Too bad for Phoenix he stinks as a motivational speaker.

The Suns’ center couldn’t let a sleeping champion lie. Stoudemire called out San Antonio before Game 3, enflamed an already hostile crowd, then stepped back and let his teammates deal with the consequences.

If you want to call the Spurs dirty, fine. But you’d better be ready to go elbow to elbow. You’d better stay on the court and do something about it.

Stoudemire didn’t. Foul trouble took him out of the game. Throw in a poor shooting night by Steve Nash, and the Suns went down, 108-101.

The Spurs regained the swagger that was missing after a 20-point loss in Game 2. They did it not by being dirty, but by attacking the Suns’ suspect defense. They did it by pounding on Nash defensively with Bruce Bowen and Tony Parker and making him work for every shot.

A physical game?

“Well, half of it,” Suns coach Mike D’Antoni said. “Their half. Now we’ve got to make it our half.

“We’ve just got to be tougher. If that’s the way everybody wants it, then we’ll play that way, too. We’ve just got to take care of business.”

Stoudemire didn’t take care of business.

Two days earlier, Stoudemire called Bowen, Manu Ginobili and the Spurs dirty players. Before Saturday’s game, he talked about how those comments would motivate him. He didn’t set out to play the villain for the San Antonio crowd, but he didn’t mind.

“I was just being totally honest,” Stoudemire said. “The reaction happens, and that’s how it is.

“Everybody pretty much agrees with what I said. There are no hard feelings, no hard intent with the comments I made.”
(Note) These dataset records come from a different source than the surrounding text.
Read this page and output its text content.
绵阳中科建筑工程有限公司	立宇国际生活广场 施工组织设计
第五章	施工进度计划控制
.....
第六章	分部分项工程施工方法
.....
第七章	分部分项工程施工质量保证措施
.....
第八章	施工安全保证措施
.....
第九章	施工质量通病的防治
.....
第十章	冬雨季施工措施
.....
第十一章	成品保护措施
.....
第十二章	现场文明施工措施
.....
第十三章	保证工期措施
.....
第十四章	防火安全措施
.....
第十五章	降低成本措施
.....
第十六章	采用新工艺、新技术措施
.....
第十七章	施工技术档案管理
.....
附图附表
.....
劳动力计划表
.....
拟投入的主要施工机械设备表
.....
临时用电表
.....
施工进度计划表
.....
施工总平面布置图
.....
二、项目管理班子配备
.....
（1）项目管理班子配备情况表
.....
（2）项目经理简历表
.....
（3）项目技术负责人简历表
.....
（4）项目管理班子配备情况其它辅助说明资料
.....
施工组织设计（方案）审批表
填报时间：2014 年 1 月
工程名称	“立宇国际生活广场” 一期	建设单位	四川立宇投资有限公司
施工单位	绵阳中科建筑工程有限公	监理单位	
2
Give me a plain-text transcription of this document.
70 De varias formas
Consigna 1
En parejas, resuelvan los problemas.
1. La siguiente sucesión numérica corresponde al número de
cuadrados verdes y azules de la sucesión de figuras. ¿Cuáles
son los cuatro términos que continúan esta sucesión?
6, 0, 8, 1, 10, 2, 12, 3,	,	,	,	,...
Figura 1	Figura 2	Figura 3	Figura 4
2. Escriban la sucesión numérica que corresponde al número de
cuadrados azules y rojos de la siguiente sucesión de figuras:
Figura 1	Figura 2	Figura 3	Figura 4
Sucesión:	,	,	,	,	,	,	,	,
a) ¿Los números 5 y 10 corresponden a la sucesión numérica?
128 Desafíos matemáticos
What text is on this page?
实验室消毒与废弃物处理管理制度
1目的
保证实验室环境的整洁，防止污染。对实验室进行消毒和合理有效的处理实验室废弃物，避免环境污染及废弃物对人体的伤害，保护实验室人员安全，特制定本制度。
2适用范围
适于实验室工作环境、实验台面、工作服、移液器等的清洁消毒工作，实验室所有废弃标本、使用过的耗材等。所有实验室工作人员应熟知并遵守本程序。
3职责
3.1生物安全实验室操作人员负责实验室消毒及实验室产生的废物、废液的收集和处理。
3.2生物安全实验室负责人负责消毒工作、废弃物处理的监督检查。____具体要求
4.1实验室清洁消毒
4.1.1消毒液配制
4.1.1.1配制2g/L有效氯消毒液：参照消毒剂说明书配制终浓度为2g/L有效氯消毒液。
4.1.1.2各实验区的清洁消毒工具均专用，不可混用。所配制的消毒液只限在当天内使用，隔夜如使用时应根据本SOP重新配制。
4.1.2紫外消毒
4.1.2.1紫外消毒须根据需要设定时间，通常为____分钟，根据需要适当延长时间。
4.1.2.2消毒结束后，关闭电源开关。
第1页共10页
He may want to check with the Spurs on that.

Stoudemire went to the bench after picking up his second foul with just under five minutes left in the first quarter. He picked up his fourth foul with 10:35 left in the third quarter and went to the bench for the rest of the period.

He started the fourth quarter, picked up his fifth foul 19 seconds later and went back to the bench.

“Yeah, he got frustrated,” D’Antoni said. “He’s going to have to avoid the little stuff.

“But some of the stuff you can’t avoid. You’ve got to protect the basket. I thought a couple of them (fouls) were very close. They just went against us tonight.”

Stoudemire scored 21 points, but he played less than 21 minutes. Six Suns played more minutes. Six Spurs played more minutes.

Phoenix can’t win if that happens again.